Olivier Père

Mademoiselle vendredi de Vittorio De Sica

Anna Benedetti et Vittorio De Sica dans Mademoiselle Vendredi

Anna Benedetti et Vittorio De Sica dans Mademoiselle Vendredi

Dans la collection « les grands classiques du cinéma italien » chez Bach Films nous avons revu avec plaisir Mademoiselle vendredi (Teresa Venerdì, 1941) de Vittorio De Sica, scénariste, réalisateur et interprète principal de cette comédie assez irrésistible.

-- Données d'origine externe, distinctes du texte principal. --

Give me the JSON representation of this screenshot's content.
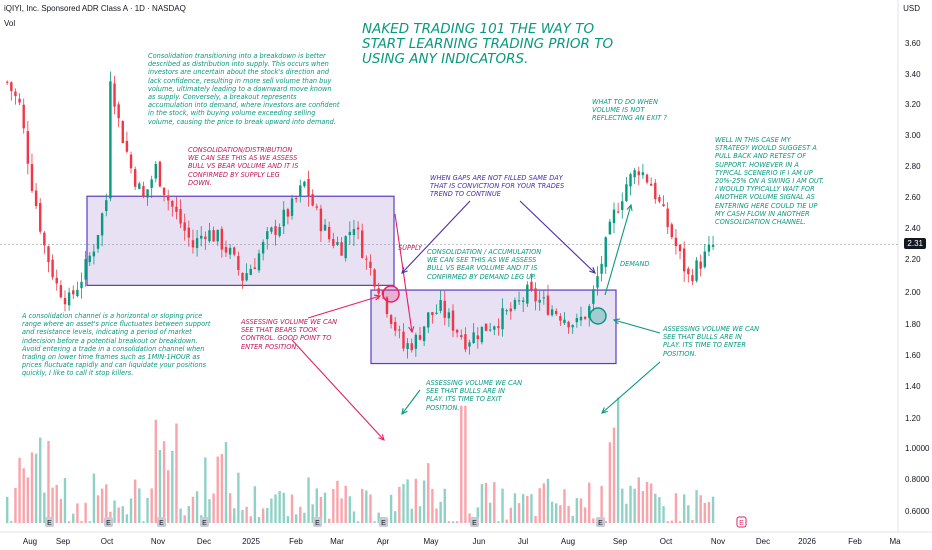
{
  "header": {
    "symbol_line": "iQIYI, Inc. Sponsored ADR Class A · 1D · NASDAQ",
    "volume_label": "Vol",
    "currency": "USD",
    "current_price": "2.31"
  },
  "chart_data": {
    "type": "candlestick",
    "y_axis_ticks": [
      "3.60",
      "3.40",
      "3.20",
      "3.00",
      "2.80",
      "2.60",
      "2.40",
      "2.20",
      "2.00",
      "1.80",
      "1.60",
      "1.40",
      "1.20",
      "1.0000",
      "0.8000",
      "0.6000"
    ],
    "x_axis_labels": [
      "Aug",
      "Sep",
      "Oct",
      "Nov",
      "Dec",
      "2025",
      "Feb",
      "Mar",
      "Apr",
      "May",
      "Jun",
      "Jul",
      "Aug",
      "Sep",
      "Oct",
      "Nov",
      "Dec",
      "2026",
      "Feb",
      "Ma"
    ],
    "price_path": [
      [
        0,
        3.35
      ],
      [
        3,
        3.2
      ],
      [
        6,
        2.7
      ],
      [
        9,
        2.3
      ],
      [
        12,
        2.05
      ],
      [
        15,
        1.95
      ],
      [
        18,
        2.1
      ],
      [
        21,
        2.3
      ],
      [
        24,
        2.6
      ],
      [
        25,
        3.4
      ],
      [
        27,
        3.1
      ],
      [
        30,
        2.8
      ],
      [
        33,
        2.6
      ],
      [
        36,
        2.8
      ],
      [
        39,
        2.6
      ],
      [
        42,
        2.45
      ],
      [
        45,
        2.3
      ],
      [
        48,
        2.4
      ],
      [
        51,
        2.35
      ],
      [
        54,
        2.25
      ],
      [
        57,
        2.1
      ],
      [
        60,
        2.2
      ],
      [
        63,
        2.35
      ],
      [
        66,
        2.45
      ],
      [
        69,
        2.55
      ],
      [
        72,
        2.7
      ],
      [
        75,
        2.5
      ],
      [
        78,
        2.35
      ],
      [
        81,
        2.3
      ],
      [
        84,
        2.45
      ],
      [
        87,
        2.2
      ],
      [
        90,
        2.05
      ],
      [
        93,
        1.85
      ],
      [
        96,
        1.65
      ],
      [
        99,
        1.7
      ],
      [
        102,
        1.85
      ],
      [
        105,
        1.9
      ],
      [
        108,
        1.8
      ],
      [
        111,
        1.7
      ],
      [
        114,
        1.75
      ],
      [
        117,
        1.8
      ],
      [
        120,
        1.85
      ],
      [
        123,
        1.9
      ],
      [
        126,
        2.0
      ],
      [
        129,
        1.95
      ],
      [
        132,
        1.9
      ],
      [
        135,
        1.85
      ],
      [
        138,
        1.8
      ],
      [
        141,
        1.9
      ],
      [
        144,
        2.2
      ],
      [
        147,
        2.5
      ],
      [
        150,
        2.7
      ],
      [
        153,
        2.8
      ],
      [
        156,
        2.7
      ],
      [
        159,
        2.5
      ],
      [
        162,
        2.3
      ],
      [
        165,
        2.1
      ],
      [
        168,
        2.2
      ],
      [
        171,
        2.3
      ]
    ],
    "volume_spikes_m": [
      0.7,
      0.9,
      1.05,
      0.95,
      0.75,
      0.7,
      0.65,
      0.85,
      0.8,
      0.7,
      0.75,
      0.7,
      1.25,
      1.05,
      0.7,
      0.75,
      0.9,
      0.95,
      0.8,
      0.7,
      0.72,
      0.75,
      0.7,
      0.65,
      0.8,
      0.9,
      0.75,
      0.7,
      0.65,
      0.68,
      0.72,
      0.7,
      0.75,
      0.8,
      0.85,
      0.7,
      0.65,
      0.7,
      0.75,
      0.72,
      0.7,
      0.68,
      0.7,
      0.73,
      0.75,
      0.7,
      0.72,
      0.75,
      0.7,
      1.3,
      0.8,
      0.75,
      0.72,
      0.7,
      0.68,
      0.7,
      0.72,
      0.7
    ],
    "zones": [
      {
        "name": "supply",
        "label": "SUPPLY",
        "y_low": 2.05,
        "y_high": 2.62
      },
      {
        "name": "demand",
        "label": "DEMAND",
        "y_low": 1.55,
        "y_high": 2.02
      }
    ]
  },
  "annotations": {
    "title": "NAKED TRADING 101 THE WAY TO\nSTART LEARNING TRADING PRIOR TO\nUSING ANY INDICATORS.",
    "consolidation_breakdown": "Consolidation transitioning into a breakdown is better\ndescribed as distribution into supply. This occurs when\ninvestors are uncertain about the stock's direction and\nlack confidence, resulting in more sell volume than buy\nvolume, ultimately leading to a downward move known\nas supply. Conversely, a breakout represents\naccumulation into demand, where investors are confident\nin the stock, with buying volume exceeding selling\nvolume, causing the price to break upward into demand.",
    "distribution_note": "CONSOLIDATION/DISTRIBUTION\nWE CAN SEE THIS AS WE ASSESS\nBULL VS BEAR VOLUME AND IT IS\nCONFIRMED BY SUPPLY LEG\nDOWN.",
    "gaps_note": "WHEN GAPS ARE NOT FILLED SAME DAY\nTHAT IS CONVICTION FOR YOUR TRADES\nTREND TO CONTINUE",
    "accumulation_note": "CONSOLIDATION / ACCUMULATION\nWE CAN SEE THIS AS WE ASSESS\nBULL VS BEAR VOLUME AND IT IS\nCONFIRMED BY DEMAND LEG UP.",
    "what_to_do": "WHAT TO DO WHEN\nVOLUME IS NOT\nREFLECTING AN EXIT ?",
    "strategy_note": "WELL IN THIS CASE MY\nSTRATEGY WOULD SUGGEST A\nPULL BACK AND RETEST OF\nSUPPORT. HOWEVER IN A\nTYPICAL SCENERIO IF I AM UP\n20%-25% ON A SWING I AM OUT.\nI WOULD TYPICALLY WAIT FOR\nANOTHER VOLUME SIGNAL AS\nENTERING HERE COULD TIE UP\nMY CASH FLOW IN ANOTHER\nCONSOLIDATION CHANNEL.",
    "channel_definition": "A consolidation channel is a horizontal or sloping price\nrange where an asset's price fluctuates between support\nand resistance levels, indicating a period of market\nindecision before a potential breakout or breakdown.\nAvoid entering a trade in a consolidation channel when\ntrading on lower time frames such as 1MIN-1HOUR as\nprices fluctuate rapidly and can liquidate your positions\nquickly, I like to call it stop killers.",
    "bears_control": "ASSESSING VOLUME WE CAN\nSEE THAT BEARS TOOK\nCONTROL. GOOD POINT TO\nENTER POSITION.",
    "bulls_exit": "ASSESSING VOLUME WE CAN\nSEE THAT BULLS ARE IN\nPLAY. ITS TIME TO EXIT\nPOSITION.",
    "bulls_enter": "ASSESSING VOLUME WE CAN\nSEE THAT BULLS ARE IN\nPLAY. ITS TIME TO ENTER\nPOSITION.",
    "supply_label": "SUPPLY",
    "demand_label": "DEMAND"
  },
  "colors": {
    "up": "#089981",
    "down": "#f23645",
    "zone_fill": "rgba(149,117,205,0.22)",
    "zone_border": "#5b3cc4",
    "pink": "#e91e63",
    "green_note": "#089981"
  },
  "earnings_markers": [
    "E",
    "E",
    "E",
    "E",
    "E",
    "E",
    "E",
    "E",
    "E"
  ]
}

Faut-il rappeler l’importance de De Sica dans l’histoire du cinéma italien, et sa personnalité complexe sous une apparente désinvolture ? Jeune acteur au charme et à l’humour fous des comédies sophistiquées des années 30, évoluant la plupart du temps dans un univers mondain et insouciant, De Sica passé derrière la caméra signera à la fin de la Seconde Guerre mondiale deux des films manifestes du néoréalisme, Le Voleur de bicyclette et Sciussià, consacrant ses principaux chefs-d’œuvre à l’enfance malheureuse (Les enfants nous regardent) ou à la misère sociale (Umberto D) avec la complicité du scénariste Cesare Zavattini.

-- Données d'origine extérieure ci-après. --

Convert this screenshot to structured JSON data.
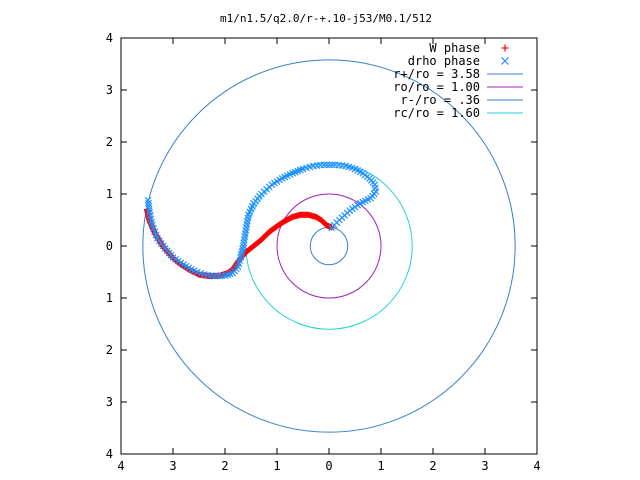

Mademoiselle Venerdi, troisième film de De Sica réalisateur, est un film de transition dans la mesure où il conserve la frivolité de ses premières comédies «  à téléphones blancs » et annonce les préoccupations et la sensibilité des titres qui suivront.

Pietro Vignali (Vittorio De Sica), un médecin sans patients criblé de dettes et plutôt incompétent accepte un poste dans un orphelinat de jeunes filles pour échapper à ses créanciers. L’une des pensionnaires, Teresa Venerdì (Adriana Benetti), devient son aide soignante et tombe amoureux de lui, semant la pagaille dans sa vie sentimentale déjà compliquée.

Anna Magnani dans Mademoiselle Vendredi

Anna Magnani dans Mademoiselle Vendredi

Le film multiplie en effet les quiproquos puisque notre héros est pris en tenaille entre l’entreprenante Teresa, une jeune fille bourgeoise écervelée et férue de poésie qui s’est fiancée à Pietro sur un malentendu et sa maîtresse « officielle », une actrice au tempérament de feu interprétée par Anna Magnani dans l’un de ses premiers rôles mémorables. Tout ceci offrirait déjà un charmant vaudeville aux ressorts comiques un peu mécaniques, mais la beauté du film surgit de la relation entre Pietro et Teresa, et le portrait tout en finesse de la jeune orpheline. Amoureux de ce personnage, De Sica pointe du doigt la discrimination dont est victime Teresa au sein de l’établissement scolaire obéissant aux lois italiennes de l’époque, qui stigmatisaient les enfants abandonnés. Le caractère bien trempé de Teresa, sa beauté et sa fougue juvéniles (émouvante Adriana Benedetti, dont c’était la première apparition à l’écran), sa passion du jeu et du théâtre en font une résistante devant l’hypocrisie et la rigidité des conventions sociales et morales. Dans Mademoiselle Vendredi De Sica se fait pour la première fois le porte-parole des faibles et des opprimés, sans pour autant délaisser le registre comique et la fantaisie.